Is Slack at fault here? It’s common in the software industry to blame the users.
“You're using it wrong.”
But the truth is, most of us can’t be trusted with tools that are packed with so many traps for our distraction-addicted brains. Every tool is a combination of design decisions and in the end, most people simply follow the patterns suggested by the design.
So is it possible to find a balance between connectedness and focused productivity?
Newport defines four main strategies to produce deep, meaningful work:
Monastic: Become a hermit and live a life of prolonged and near-total seclusion.
Bimodal: Divide your time between extreme isolation and shallow work stretches.
Rhythmic: Make daily deep work sessions a habit.
Journalistic: Fit deep work into your schedule whenever there's a gap.
The problem with all of these solutions is that they help with individual productivity – say, if you are writing a book, you could try the monastic approach, ditching the city for a gig as a caretaker at an isolated hotel to fully immerse yourself into deep work and get your creative juices flowing.
But it's not as practical in a team setting.
Unless everyone’s deep work schedule is synchronized, the team as a whole is left with no time for real-time collaboration. It may work with very small teams that are extremely cohesive, but it becomes increasingly infeasible as the team gets larger.
Our own team at Nuclino is not immune to digital distractions, and – especially since we are building a real-time team collaboration tool ourselves – finding a solution has been an ongoing challenge. Over the years, we have experimented with different ways of managing our time and attention and have identified a few deep work policies that have worked well for us.
We have come to the conclusion that Basecamp's “real-time sometimes, asynchronous most of the time” rule of thumb is the best way to maximize our overall team productivity.
All of our team's work (including the writing of this article) happens in Nuclino, and even though it's a real-time collaboration tool, most of it happens asynchronously. Without the expectations of an immediate response, our team is free to focus on our work, reconnecting later to respond.
It is often assumed that constant communication is most effective, but our experience and multiple studies suggest that bursts of rapid communication, followed by longer periods of silence, lead to better results. We still have a Slack account, and it's reserved for emergencies, not-work-related discussions, and lunch plans.
One of the things that make focusing so difficult is that the impact of work is often so hard to define and measure. When everything seems important and urgent, it’s difficult to prioritize, and responding to 20 emails starts to feel more productive than thinking about strategies to move that project forward.

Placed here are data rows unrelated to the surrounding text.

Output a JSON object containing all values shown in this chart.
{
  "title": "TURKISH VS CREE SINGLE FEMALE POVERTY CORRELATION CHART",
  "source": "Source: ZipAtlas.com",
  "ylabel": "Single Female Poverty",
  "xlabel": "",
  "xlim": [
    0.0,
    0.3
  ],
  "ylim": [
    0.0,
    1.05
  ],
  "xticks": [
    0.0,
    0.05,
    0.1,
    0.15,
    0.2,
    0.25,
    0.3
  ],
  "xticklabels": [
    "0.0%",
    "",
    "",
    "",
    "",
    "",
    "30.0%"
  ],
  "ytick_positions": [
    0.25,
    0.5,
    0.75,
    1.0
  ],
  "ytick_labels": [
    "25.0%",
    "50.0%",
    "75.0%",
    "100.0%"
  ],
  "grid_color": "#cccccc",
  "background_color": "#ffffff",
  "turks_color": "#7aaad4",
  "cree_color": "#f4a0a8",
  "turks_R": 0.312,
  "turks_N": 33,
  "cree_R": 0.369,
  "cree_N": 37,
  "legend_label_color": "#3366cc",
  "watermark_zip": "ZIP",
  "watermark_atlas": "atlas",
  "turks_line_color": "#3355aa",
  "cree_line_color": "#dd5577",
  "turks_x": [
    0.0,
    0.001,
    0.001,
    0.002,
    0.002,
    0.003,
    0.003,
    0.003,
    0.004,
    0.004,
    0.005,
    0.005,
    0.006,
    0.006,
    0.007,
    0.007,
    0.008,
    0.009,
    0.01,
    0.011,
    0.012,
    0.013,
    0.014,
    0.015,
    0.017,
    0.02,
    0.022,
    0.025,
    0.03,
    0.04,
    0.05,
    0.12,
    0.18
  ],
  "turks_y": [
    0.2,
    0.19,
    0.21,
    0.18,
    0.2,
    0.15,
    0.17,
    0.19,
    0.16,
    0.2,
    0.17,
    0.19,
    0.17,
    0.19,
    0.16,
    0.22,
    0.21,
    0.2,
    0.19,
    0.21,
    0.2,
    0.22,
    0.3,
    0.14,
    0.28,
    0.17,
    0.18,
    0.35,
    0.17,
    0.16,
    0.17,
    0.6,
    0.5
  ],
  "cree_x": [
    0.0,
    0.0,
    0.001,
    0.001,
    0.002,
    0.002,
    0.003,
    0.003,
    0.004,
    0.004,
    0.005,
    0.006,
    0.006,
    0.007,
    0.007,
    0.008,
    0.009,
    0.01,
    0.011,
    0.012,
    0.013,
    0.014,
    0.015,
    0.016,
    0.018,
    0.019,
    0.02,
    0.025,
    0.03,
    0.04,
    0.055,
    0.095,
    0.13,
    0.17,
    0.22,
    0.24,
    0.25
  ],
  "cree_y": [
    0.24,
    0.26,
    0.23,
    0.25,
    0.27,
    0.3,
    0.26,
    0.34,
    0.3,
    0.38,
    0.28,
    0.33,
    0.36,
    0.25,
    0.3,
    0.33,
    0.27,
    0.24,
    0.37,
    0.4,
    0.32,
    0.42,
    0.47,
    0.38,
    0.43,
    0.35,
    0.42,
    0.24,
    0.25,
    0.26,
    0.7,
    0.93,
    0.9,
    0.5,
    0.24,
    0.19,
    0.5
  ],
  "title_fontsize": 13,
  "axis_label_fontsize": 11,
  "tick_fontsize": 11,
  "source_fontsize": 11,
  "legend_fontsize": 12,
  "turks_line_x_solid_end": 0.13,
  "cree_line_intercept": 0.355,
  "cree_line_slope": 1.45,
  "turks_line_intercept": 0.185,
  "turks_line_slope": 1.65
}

Instead, it's better to identify the one thing that we believe will have the biggest impact and commit to it, not allowing ourselves to get sidetracked by shallower work till it's complete.
To do deep work, we require the time and space to get into the zone. Short chunks of time – 10 minutes here, 30 minutes there – aren’t going to do it. People need hours of uninterrupted, private time.
And sometimes the office may not be the best place for it. Even though our team is small enough to be able to work productively in one room without distracting each other, we make it a habit to work remotely part of the week.
Having survived many meetings that should have been an email (or, in our case, a Nuclino item), we have committed to using meetings as a last resort. And the few meetings we have, we try to make count – to avoid thinking on the spot and then allowing the discussion to go in circles, we make it a habit to write up our thoughts first.
When people have time to clearly and concisely lay out their ideas, read and absorb the content, and incubate their responses there is no need to waste time getting everyone on the same page and you can proceed to an informed discussion.
And sometimes, you may realize that the meeting is no longer needed at all – and whether you're a maker or a manager, you are likely to always have better things to do.